The special operations officer, who spoke to Foreign Policy on condition of anonymity because he was not authorized to discuss the mission by name, said the covert troops’ departure will create huge long-term costs to intelligence gathering in Yemen. He said it’s doubtful that Yemeni government troops who allied with the U.S. forces will remain organized for long, and he predicted that many local fighters will disband as the government collapses.

“If at some future point you want to go back in there, you’re starting from scratch,” the officer said.

Moreover, he said, U.S. equipment that was delivered to Yemeni forces is sure to be gone by the time U.S. troops return. Already, the Defense Department has lost track of more than $500 million worth of military gear it had provided to Yemen, according to the Washington Post.

U.S. special operations forces have been in Yemen since 2002. Their mission has focused not only on training Yemeni security forces, but also on targeting al Qaeda in the Arabian Peninsula, which the U.S. government believes is the foreign terrorist group that poses the greatest risk to the American homeland.

Their departure this weekend, for what the Obama administration described as security reasons, followed the Feb. 11 closing of the U.S. Embassy in Sanaa and the evacuation of its staff.

With Yemen’s instability growing increasingly dire, AQAP appears determined to prove it remains a major force even as Islamic State militants ramp up attacks on Shiites.

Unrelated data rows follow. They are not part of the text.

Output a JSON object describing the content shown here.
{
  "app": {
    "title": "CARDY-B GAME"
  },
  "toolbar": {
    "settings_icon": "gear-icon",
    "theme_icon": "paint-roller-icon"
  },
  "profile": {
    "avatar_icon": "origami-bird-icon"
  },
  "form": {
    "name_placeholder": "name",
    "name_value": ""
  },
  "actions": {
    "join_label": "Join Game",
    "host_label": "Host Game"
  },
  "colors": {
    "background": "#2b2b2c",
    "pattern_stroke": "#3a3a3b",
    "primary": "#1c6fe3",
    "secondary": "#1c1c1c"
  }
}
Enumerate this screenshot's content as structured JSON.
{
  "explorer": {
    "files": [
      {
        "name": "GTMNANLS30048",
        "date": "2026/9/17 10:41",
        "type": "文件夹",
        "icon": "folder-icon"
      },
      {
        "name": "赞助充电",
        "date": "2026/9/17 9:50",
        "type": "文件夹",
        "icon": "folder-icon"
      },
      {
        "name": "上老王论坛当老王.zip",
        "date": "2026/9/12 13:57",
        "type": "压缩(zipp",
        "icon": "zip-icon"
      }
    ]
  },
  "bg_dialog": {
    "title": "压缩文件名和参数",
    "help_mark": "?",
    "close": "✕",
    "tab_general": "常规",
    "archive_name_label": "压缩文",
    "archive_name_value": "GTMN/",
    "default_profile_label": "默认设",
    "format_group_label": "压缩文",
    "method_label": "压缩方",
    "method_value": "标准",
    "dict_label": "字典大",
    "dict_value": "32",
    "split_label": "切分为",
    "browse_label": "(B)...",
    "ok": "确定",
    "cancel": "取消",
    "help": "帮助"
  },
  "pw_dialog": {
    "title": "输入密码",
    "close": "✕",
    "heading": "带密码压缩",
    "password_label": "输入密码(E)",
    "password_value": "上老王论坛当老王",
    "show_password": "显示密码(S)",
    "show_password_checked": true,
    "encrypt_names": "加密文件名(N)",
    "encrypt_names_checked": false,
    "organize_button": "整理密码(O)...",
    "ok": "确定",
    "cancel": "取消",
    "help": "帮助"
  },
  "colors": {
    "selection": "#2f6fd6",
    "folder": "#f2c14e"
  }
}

On Saturday, a day after the Islamic State’s bombings of two mosques that killed at least 137 in Sanaa, AQAP claimed it had killed more than 30 Shiite militiamen in roadside bombings in central Yemen, according to SITE Intelligence Group, which monitors militants’ online messages.

On Monday, a Yemeni division of the Islamic State said it had killed 29 government security forces and took credit for killing two other security officers whom AQAP had previously claimed to have assassinated, SITE reported.

Even with a limited U.S. special operations presence on the ground in Yemen, AQAP was able to maintain and enlarge its safe haven there, said American Enterprise Institute scholar Fred Kagan.

Without any personnel in-country, the counterterrorism outlook is even bleaker, he said, adding that operations that rely on aerial reconnaissance alone would not be sufficient to “do serious harm to AQAP as an organization.”

The special operations officer put it more bluntly. “You can’t do partnership from 8,000 miles away,” he said.